Young people in Australia are among the fastest-growing group to contract COVID19. According to the Department of Health, there are now more cases in Australia among people aged 20—29 years than any other age group. Our research has found that, contrary to popular belief, many young people in Australia are seriously concerned about the virus.

YouthInsight, the research arm of Student Edge, conducted an online survey of 520 young people aged 14—25 around Australia in March 2020. Ninety-three percent of respondents were studying.

Coronavirus brings anxiety

The survey found that the health of families was their greatest concern, followed by the impact on their studies. Respondents gained most of their information about COVID-19 from social media, their schools and television news. Knowledge about hygiene and physical distancing measures was relatively high, but there was some misinformation about practices such as drinking more water and “taking a pneumonia vaccine.” More than half of the respondents had had their work hours cut. The majority expressed feelings of concern, fear, anxiety and depression.

Reachout, Australia’s leading youth online mental health organization, has found that young people using community forums are worried about managing their mental health and other preexisting health conditions with increasing physical restrictions. They fear their well-being will be de-prioritised in a health system under strain. They describe feeling overwhelmed, anxious and uncertain about the short and long-term future, with loss of work and employment instability causing severe anxiety. School and university students report facing drastic changes to modes of learning, or even deferrals.

Young people involved in the Wellbeing, Health & Youth NHMRC Centre of Research Excellence and the Australian Association for Adolescent Health feel that inconsistent messaging from the government at state and national levels has made it harder for the community to come together.

As co-authors of this article, they note young people in school have received conflicting advice from governments and unfeasible directives such as maintaining physical distance while sitting in dual classroom desks, elbow-to-elbow.

Those who live away from family (such as many university students) face difficult decisions between being cut off from families or studying online, away from peers. Young Aboriginal and Torres Strait Islander people are concerned about how COVID-19 will affect their elders. Elders hold all knowledge, and at times like this young people would visit, sit with and learn from them. This is no longer possible with physical distancing restrictions.

While WHO Director-General Tedros Adhanom Ghebreyesus expressed gratitude most young people are “spreading the word, not the virus,” Australian governments have made little effort to communicate with young people.

Instead, they have been singled out in press conferences, “blasted” and “lambasted” by the chief medical officer. They have also been chided by the prime minister, who has reportedly “lost confidence” in the “younger community.” Media coverage of the debate around school closures has mostly talked about young people, rather than with them.
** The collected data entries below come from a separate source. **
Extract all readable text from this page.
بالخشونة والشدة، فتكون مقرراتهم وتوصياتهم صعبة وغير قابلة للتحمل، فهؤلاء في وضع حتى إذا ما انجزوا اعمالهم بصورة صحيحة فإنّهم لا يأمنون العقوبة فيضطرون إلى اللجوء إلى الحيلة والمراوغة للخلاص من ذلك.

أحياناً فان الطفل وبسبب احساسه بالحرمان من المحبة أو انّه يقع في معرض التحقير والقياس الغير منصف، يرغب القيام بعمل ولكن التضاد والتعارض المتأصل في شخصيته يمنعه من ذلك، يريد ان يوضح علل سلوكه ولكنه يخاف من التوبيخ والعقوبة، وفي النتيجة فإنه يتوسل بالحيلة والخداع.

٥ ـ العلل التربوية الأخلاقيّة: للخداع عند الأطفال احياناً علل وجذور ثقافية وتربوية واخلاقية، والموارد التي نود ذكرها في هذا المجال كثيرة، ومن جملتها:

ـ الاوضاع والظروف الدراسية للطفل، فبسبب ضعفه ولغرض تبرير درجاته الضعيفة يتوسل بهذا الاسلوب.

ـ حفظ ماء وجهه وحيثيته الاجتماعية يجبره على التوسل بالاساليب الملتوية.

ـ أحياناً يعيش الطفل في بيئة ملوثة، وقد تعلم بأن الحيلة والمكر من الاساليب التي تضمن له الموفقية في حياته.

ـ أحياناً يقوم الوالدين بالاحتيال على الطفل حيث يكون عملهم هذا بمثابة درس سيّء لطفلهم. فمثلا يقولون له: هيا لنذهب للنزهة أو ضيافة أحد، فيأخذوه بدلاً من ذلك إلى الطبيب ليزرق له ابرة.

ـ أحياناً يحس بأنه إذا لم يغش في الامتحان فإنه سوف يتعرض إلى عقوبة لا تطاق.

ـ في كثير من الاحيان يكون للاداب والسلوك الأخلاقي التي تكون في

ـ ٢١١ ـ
How can policymakers become more attuned and responsive to young people’s needs and concerns?

Engaging with young people works

We have seen global action led by young people in relation to climate change and evidence that they have a major role to play in disasters when they are given a voice.
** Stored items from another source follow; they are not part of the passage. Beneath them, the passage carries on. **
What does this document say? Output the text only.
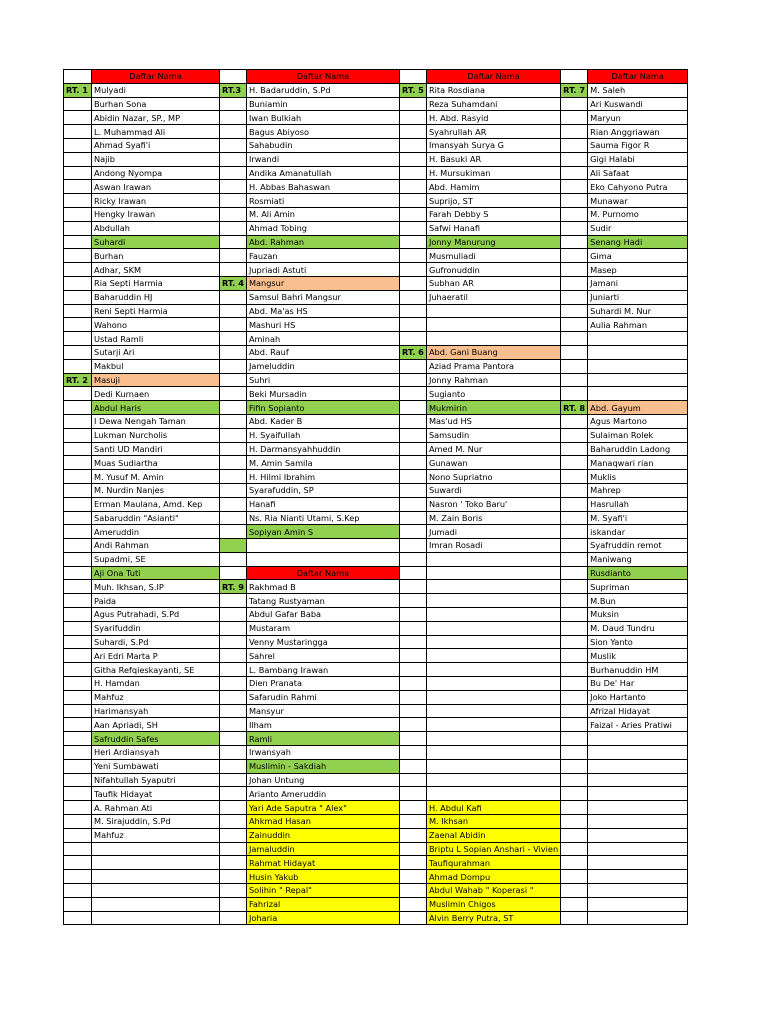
	Daftar Nama		Daftar Nama		Daftar Nama		Daftar Nama
RT. 1	Mulyadi	RT.3	H. Badaruddin, S.Pd	RT. 5	Rita Rosdiana	RT. 7	M. Saleh
	Burhan Sona		Buniamin		Reza Suhamdani		Ari Kuswandi
	Abidin Nazar, SP., MP		Iwan Bulkiah		H. Abd. Rasyid		Maryun
	L. Muhammad Ali		Bagus Abiyoso		Syahrullah AR		Rian Anggriawan
	Ahmad Syafi'i		Sahabudin		Imansyah Surya G		Sauma Figor R
	Najib		Irwandi		H. Basuki AR		Gigi Halabi
	Andong Nyompa		Andika Amanatullah		H. Mursukiman		Ali Safaat
	Aswan Irawan		H. Abbas Bahaswan		Abd. Hamim		Eko Cahyono Putra
	Ricky Irawan		Rosmiati		Suprijo, ST		Munawar
	Hengky Irawan		M. Ali Amin		Farah Debby S		M. Purnomo
	Abdullah		Ahmad Tobing		Safwi Hanafi		Sudir
	Suhardi		Abd. Rahman		Jonny Manurung		Senang Hadi
	Burhan		Fauzan		Musmuliadi		Gima
	Adhar, SKM		Jupriadi Astuti		Gufronuddin		Masep
	Ria Septi Harmia	RT. 4	Mangsur		Subhan AR		Jamani
	Baharuddin HJ		Samsul Bahri Mangsur		Juhaeratil		Juniarti
	Reni Septi Harmia		Abd. Ma'as HS				Suhardi M. Nur
	Wahono		Mashuri HS				Aulia Rahman
	Ustad Ramli		Aminah				
	Sutarji Ari		Abd. Rauf	RT. 6	Abd. Gani Buang		
	Makbul		Jameluddin		Aziad Prama Pantora		
RT. 2	Masuji		Suhri		Jonny Rahman		
	Dedi Kurnaen		Beki Mursadin		Sugianto		
	Abdul Haris		Fifin Sopianto		Mukmirin	RT. 8	Abd. Gayum
	I Dewa Nengah Taman		Abd. Kader B		Mas'ud HS		Agus Martono
	Lukman Nurcholis		H. Syaifullah		Samsudin		Sulaiman Rolek
	Santi UD Mandiri		H. Darmansyahhuddin		Amed M. Nur		Baharuddin Ladong
	Muas Sudiartha		M. Amin Samila		Gunawan		Manaqwari rian
	M. Yusuf M. Amin		H. Hilmi Ibrahim		Nono Supriatno		Muklis
	M. Nurdin Nanjes		Syarafuddin, SP		Suwardi		Mahrep
	Erman Maulana, Amd. Kep		Hanafi		Nasron ' Toko Baru'		Hasrullah
	Sabaruddin "Asianti"		Ns. Ria Nianti Utami, S.Kep		M. Zain Boris		M. Syafi'i
	Ameruddin		Sopiyan Amin S		Jumadi		iskandar
	Andi Rahman				Imran Rosadi		Syafruddin remot
	Supadmi, SE						Maniwang
	Aji Ona Tuti		Daftar Nama				Rusdianto
	Muh. Ikhsan, S.IP	RT. 9	Rakhmad B				Supriman
	Paida		Tatang Rustyaman				M.Bun
	Agus Putrahadi, S.Pd		Abdul Gafar Baba				Muksin
	Syarifuddin		Mustaram				M. Daud Tundru
	Suhardi, S.Pd		Venny Mustaringga				Sion Yanto
	Ari Edri Marta P		Sahrel				Muslik
	Githa Refqieskayanti, SE		L. Bambang Irawan				Burhanuddin HM
	H. Hamdan		Dien Pranata				Bu De' Har
	Mahfuz		Safarudin Rahmi				Joko Hartanto
	Harimansyah		Mansyur				Afrizal Hidayat
	Aan Apriadi, SH		Ilham				Faizal - Aries Pratiwi
	Safruddin Safes		Ramli				
	Heri Ardiansyah		Irwansyah				
	Yeni Sumbawati		Muslimin - Sakdiah				
	Nifahtullah Syaputri		Johan Untung				
	Taufik Hidayat		Arianto Ameruddin				
	A. Rahman Ati		Yari Ade Saputra " Alex"		H. Abdul Kafi		
	M. Sirajuddin, S.Pd		Ahkmad Hasan		M. Ikhsan		
	Mahfuz		Zainuddin		Zaenal Abidin		
			Jamaluddin		Briptu L Sopian Anshari - Vivien		
			Rahmat Hidayat		Taufiqurahman		
			Husin Yakub		Ahmad Dompu		
			Solihin " Repal"		Abdul Wahab " Koperasi "		
			Fahrizal		Muslimin Chigos		
			Joharia		Alvin Berry Putra, ST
Press conferences for children have been held by New Zealand’s Prime Minister Jacinda Ardern and Norway’s Prime Minister Erna Solberg to answer their questions and help allay anxiety.

Such activities send a powerful message that young people are valued and listened to. An Australian political leader or health communication expert could hold regular conversations with young people to garner their concerns and inform press conferences.

Organisations such as ReachOut.com have shown, for more than 20 years, how working in partnership with young people to understand how mental health policy and services can better engage with their concerns and needs results in better engagement and outcomes.

Social media is one part of the solution

With physical distancing, the whole world is increasingly online, seeking clarity and connection about what to do. In response to false information going viral, Facebook, Google, Instagram, Snapchat, Pinterest, and TikTok are “working to tackle misinformation” by prioritizing resources and tips from reputable sources.

While this is a positive change for our information landscape, we cannot only rely on filtering by social media platforms. A review exploring social media and the well-being of children and young people found young people’s online and offline social connections, motivations and values underpin their health and well-being.

More than targeting communications at young people and their peers, caregivers and trusted professionals need to be involved in discussions about what information to share and how to support each other in these unprecedented times. Existing platforms, such as youth services, youth peaks, consumer and adolescent health research organizations convene groups of young people to advise in such situations.